Another Canadian scandal is the attack on the Giller Prize for novelists by writers who have caused Scotiabank to withdraw its public sponsorship. The litany of bias continues amongst writers. The late Ms. Giller was a staunch supporter of Israel. Support for Salman Rushdie was voracious by writers who forgot who savagely attacked him for his novels and attacked twice for his views. And who were his attackers? All writers know.

But what can be done?

Arif Virani, the erudite federal justice minister, can fulfill his sworn duty to uphold the law. He can immediately call together joint strike forces of RCMP intelligence agencies and provincial police forces as rapid response teams in each province to prosecute these egregious breakers of the criminal code, just as the federal government did during the Emergency Act crisis – an emergency that was not nationwide. The activist Minister of Public Safety Dominic LeBlanc, at the next federal-provincial meeting, could persuade the premiers to have their police forces join these joint strike forces to prosecute relevant egregious protestors in each province.
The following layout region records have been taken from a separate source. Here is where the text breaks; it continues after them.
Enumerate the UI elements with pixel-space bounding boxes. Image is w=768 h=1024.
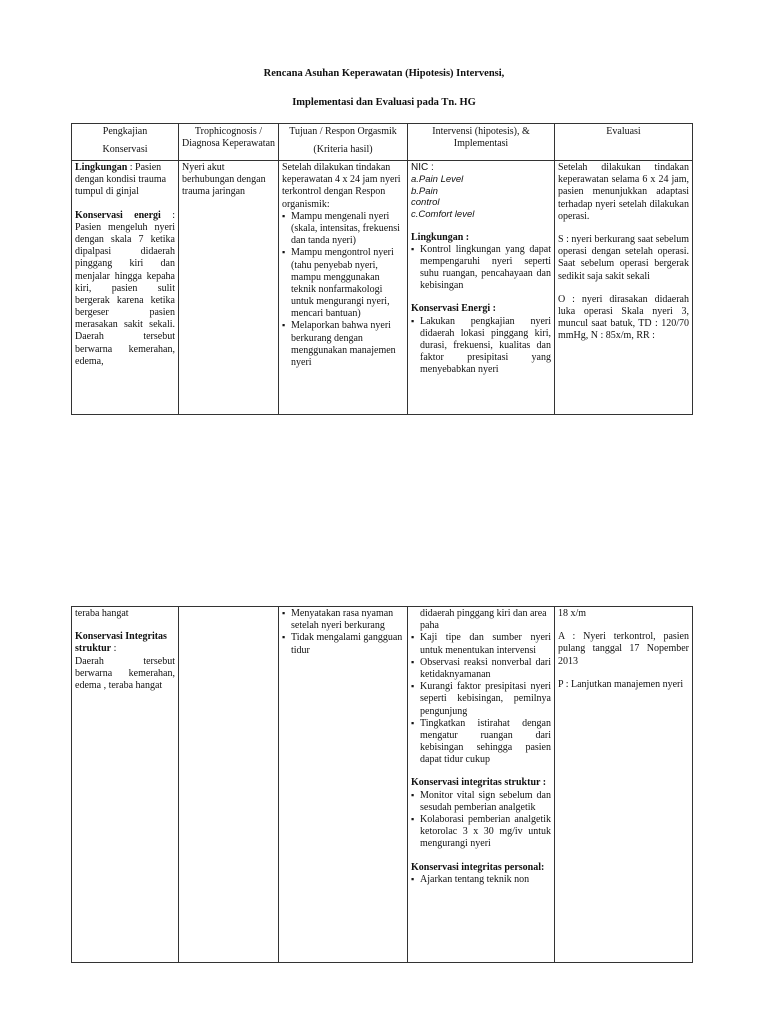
pengkajian-cell: teraba hangat Konservasi Integritas struktur : Daerah tersebut berwarna kemerahan, edema , teraba hangat <box>72 607 179 963</box>
list-item: ▪ Kolaborasi pemberian analgetik ketorolac 3 x 30 mg/iv untuk mengurangi nyeri <box>411 814 551 851</box>
pengkajian-cell: Lingkungan : Pasien dengan kondisi trauma tumpul di ginjal Konservasi energi : Pasien mengeluh nyeri dengan skala 7 ketika dipalpasi didaerah pinggang kiri dan menjalar hingga kepaha kiri, pasien sulit bergerak karena ketika bergeser pasien merasakan sakit sekali. Daerah tersebut berwarna kemerahan, edema, <box>72 161 179 415</box>
document-subtitle: Implementasi dan Evaluasi pada Tn. HG <box>292 97 476 108</box>
list-item: ▪ Kaji tipe dan sumber nyeri untuk menentukan intervensi <box>411 632 551 656</box>
list-item: ▪ Monitor vital sign sebelum dan sesudah pemberian analgetik <box>411 790 551 814</box>
header-evaluasi: Evaluasi <box>555 124 693 161</box>
evaluasi-cell: 18 x/m A : Nyeri terkontrol, pasien pulang tanggal 17 Nopember 2013 P : Lanjutkan manajemen nyeri <box>555 607 693 963</box>
header-trophicognosis: Trophicognosis / Diagnosa Keperawatan <box>179 124 279 161</box>
list-item: ▪ Menyatakan rasa nyaman setelah nyeri berkurang <box>282 608 404 632</box>
tujuan-cell: Setelah dilakukan tindakan keperawatan 4 x 24 jam nyeri terkontrol dengan Respon organismik: ▪ Mampu mengenali nyeri (skala, intensitas, frekuensi dan tanda nyeri) ▪ Mampu mengontrol nyeri (tahu penyebab nyeri, mampu menggunakan teknik nonfarmakologi untuk mengurangi nyeri, mencari bantuan) ▪ Melaporkan bahwa nyeri berkurang dengan menggunakan manajemen nyeri <box>279 161 408 415</box>
header-intervensi: Intervensi (hipotesis), & Implementasi <box>408 124 555 161</box>
list-item: ▪ Observasi reaksi nonverbal dari ketidaknyamanan <box>411 657 551 681</box>
care-plan-table-page2 <box>71 606 693 963</box>
table-row <box>72 607 693 963</box>
diagnosa-cell: Nyeri akut berhubungan dengan trauma jaringan <box>179 161 279 415</box>
list-item: ▪ Mampu mengontrol nyeri (tahu penyebab nyeri, mampu menggunakan teknik nonfarmakologi untuk mengurangi nyeri, mencari bantuan) <box>282 247 404 320</box>
table-row <box>72 161 693 415</box>
diagnosa-cell <box>179 607 279 963</box>
criteria-list <box>282 211 404 369</box>
list-item: ▪ Melaporkan bahwa nyeri berkurang dengan menggunakan manajemen nyeri <box>282 320 404 369</box>
intervensi-cell: NIC : a.Pain Level b.Pain control c.Comfort level Lingkungan : ▪ Kontrol lingkungan yang dapat mempengaruhi nyeri seperti suhu ruangan, pencahayaan dan kebisingan Konservasi Energi : ▪ Lakukan pengkajian nyeri didaerah lokasi pinggang kiri, durasi, frekuensi, kualitas dan faktor presipitasi yang menyebabkan nyeri <box>408 161 555 415</box>
tujuan-cell <box>279 607 408 963</box>
list-item: ▪ Mampu mengenali nyeri (skala, intensitas, frekuensi dan tanda nyeri) <box>282 211 404 248</box>
evaluasi-cell: Setelah dilakukan tindakan keperawatan selama 6 x 24 jam, pasien menunjukkan adaptasi terhadap nyeri setelah dilakukan operasi. S : nyeri berkurang saat sebelum operasi dengan setelah operasi. Saat sebelum operasi bergerak sedikit saja sakit sekali O : nyeri dirasakan didaerah luka operasi Skala nyeri 3, muncul saat batuk, TD : 120/70 mmHg, N : 85x/m, RR : <box>555 161 693 415</box>
list-item: ▪ Ajarkan tentang teknik non <box>411 874 551 886</box>
care-plan-table-page1 <box>71 123 693 415</box>
table-header-row <box>72 124 693 161</box>
list-item: ▪ Tingkatkan istirahat dengan mengatur ruangan dari kebisingan sehingga pasien dapat tidur cukup <box>411 718 551 767</box>
document-title: Rencana Asuhan Keperawatan (Hipotesis) Intervensi, <box>263 68 505 79</box>
list-item: ▪ Kurangi faktor presipitasi nyeri seperti kebisingan, pemilnya pengunjung <box>411 681 551 718</box>
header-tujuan: Tujuan / Respon Orgasmik (Kriteria hasil) <box>279 124 408 161</box>
list-item: ▪ Lakukan pengkajian nyeri didaerah lokasi pinggang kiri, durasi, frekuensi, kualitas dan faktor presipitasi yang menyebabkan nyeri <box>411 316 551 377</box>
list-item: ▪ Tidak mengalami gangguan tidur <box>282 632 404 656</box>
header-pengkajian: Pengkajian Konservasi <box>72 124 179 161</box>
list-item: ▪ Kontrol lingkungan yang dapat mempengaruhi nyeri seperti suhu ruangan, pencahayaan dan kebisingan <box>411 244 551 293</box>
intervensi-cell: didaerah pinggang kiri dan area paha ▪ Kaji tipe dan sumber nyeri untuk menentukan intervensi ▪ Observasi reaksi nonverbal dari ketidaknyamanan ▪ Kurangi faktor presipitasi nyeri seperti kebisingan, pemilnya pengunjung ▪ Tingkatkan istirahat dengan mengatur ruangan dari kebisingan sehingga pasien dapat tidur cukup Konservasi integritas struktur : ▪ Monitor vital sign sebelum dan sesudah pemberian analgetik ▪ Kolaborasi pemberian analgetik ketorolac 3 x 30 mg/iv untuk mengurangi nyeri Konservasi integritas personal: ▪ Ajarkan tentang teknik non <box>408 607 555 963</box>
The war against Jews now rages across Canada nationwide. Every synagogue and Jewish institution recently received threatening messages. The enforcement of the criminal code – the one great barrier to criminal behaviour protecting Jews and others – should be strenuously prosecuted. Surely Canada is not a democracy if it allows anti-Semitic hate to become normalized. And it could prosecute those who call for breaches to the Canada-Israel Free Trade or Investment Agreements, both now federal laws, and bring it to public attention. Perhaps a non-partisan task force could quickly probe this issue headed by a bipartisan trio of respected public figures such as Bob Rae (who probed the Indian Air affair), Jason Kenny and Tom Mulcair.

Jews ask why is the Charter of Rights and Freedoms under the Canadian Constitution not vigorously enforced? A democracy is not a democracy unless it upholds the rule of law equally for all.

A democracy is defined by its equal treatment of all its citizens under the rule of law. O Canada, does it no longer stand on guard for all?

— Jerry Grafstein is a former Liberal Senator and the author of a number of books including “A Leader Must Be A Leader – Encounters with Eleven Prime Ministers”. His most recent book is “The Fractured 20th Century”.